En cuanto al objetivo de este libro, diremos que consiste en llevar a cabo un debate sobre el crimen y el criminal en su relación con la subjetividad y la locura. “El hecho de matar a un hombre, si es el enemigo en la guerra, se elogia; si se mata al agresor en defensa propia, el hecho es legítimo; el crimen pasional se perdona algunas veces; pero el asesinato para robar se condena en todos los casos enunciados”.3
O sea que lo condenable, desde el punto de vista jurídico, no es el crimen en sí, como acontecía en las sociedades primitivas donde las leyes, debido a que no son sociedades regidas por el discurso del amo,4 no son escritas sino que se transmiten por tradición. Se condena, en la actualidad, que el crimen se lleve a cabo para obtener una utilidad prohibida. Es por esto por lo que un acto criminal se valora jurídicamente en función de los móviles objetivos, y cuando no es posible situar la verdad de estos con plena claridad, se acude a un experto en busca de la explicación que el saber jurídico no posee, pues se infiere que han entrado en juego móviles subjetivos con respecto a los cuales el discurso jurídico no tiene cómo responder en términos explicativos.

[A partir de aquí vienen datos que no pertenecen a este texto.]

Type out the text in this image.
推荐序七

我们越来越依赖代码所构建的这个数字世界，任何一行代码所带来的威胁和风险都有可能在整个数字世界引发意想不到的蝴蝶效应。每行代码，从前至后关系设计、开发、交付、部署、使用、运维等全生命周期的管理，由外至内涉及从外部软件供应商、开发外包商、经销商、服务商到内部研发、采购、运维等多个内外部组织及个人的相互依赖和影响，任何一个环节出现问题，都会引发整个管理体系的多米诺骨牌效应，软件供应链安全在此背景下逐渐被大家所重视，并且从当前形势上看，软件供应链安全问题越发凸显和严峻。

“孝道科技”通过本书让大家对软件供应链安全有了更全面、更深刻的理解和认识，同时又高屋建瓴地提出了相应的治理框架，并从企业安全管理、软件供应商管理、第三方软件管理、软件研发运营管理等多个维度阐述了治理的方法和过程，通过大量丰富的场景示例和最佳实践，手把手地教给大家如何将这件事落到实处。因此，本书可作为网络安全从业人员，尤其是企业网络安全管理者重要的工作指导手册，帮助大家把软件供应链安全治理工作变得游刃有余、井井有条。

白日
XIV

En consecuencia, la perspectiva que nos orienta en este libro no será el análisis de casos que toman como referencia explicativa el derecho, sino un análisis en donde el móvil del crimen no logra ser establecido claramente por este discurso, cuestión que obliga a evocar la pregunta por la psiquis del criminal, en busca de los móviles subjetivos que lo indujeron al acto. Desde esta lógica, de principio a fin, abordamos el análisis del caso de José Aníbal Palacio Pabón (J. A.), el llamado “Degollador de San Javier” (acusado de asesinar, en Medellín, Colombia, a varias mujeres a finales del siglo pasado). En este mismo contexto, se hace alusión a otros casos de los denominados “asesinos seriales”, nombrados antes de la introducción de este término en el mundo criminológico como “asesinos múltiples”, entre los que también se encuentra, en el siglo xv, Gilles de Rais. Que desde esta época tengamos noticia de criminales en serie nos indica que dicho asesino ya existía desde antes de la industrialización y de la entrada en vigencia del capitalismo.
Otro crimen del que nos ocupamos en el texto, a partir de las memorias de su autor, es el cometido por el reconocido filósofo Louis Althusser. De acuerdo con los dictámenes forenses, ocurrió mientras se encontraba en estado de demencia; la víctima fue su mujer, compañera inseparable y por la que experimentaba un profundo amor. También nos han servido de orientación, en el examen del problema del que nos ocupamos en este libro, el análisis de crímenes de la mitología griega como el de Edipo, y de la literatura como Hamlet y Raskólnikov, que han sido de gran inspiración, más la evocación de otros criminales clasificados por la psiquiatría entre psicópatas, perversos y antisociales.
Dicen los autores que se han ocupado de la observación y el estudio de la personalidad del “criminal serial”5 que, en su mayoría, se caracteriza por afirmar que su empuje a matar no tiene ninguna razón ni explicación que remita a un móvil objetivo del crimen. Desde el psicoanálisis, en cuanto su objetivo es comprender la lógica que rige al criminal al realizar el crimen, interesa mostrar cuál es la causa subjetiva del crimen, y su relación con el criminal y el castigo, cuestión que puede ser de gran ayuda para la sociedad y la disciplina forense.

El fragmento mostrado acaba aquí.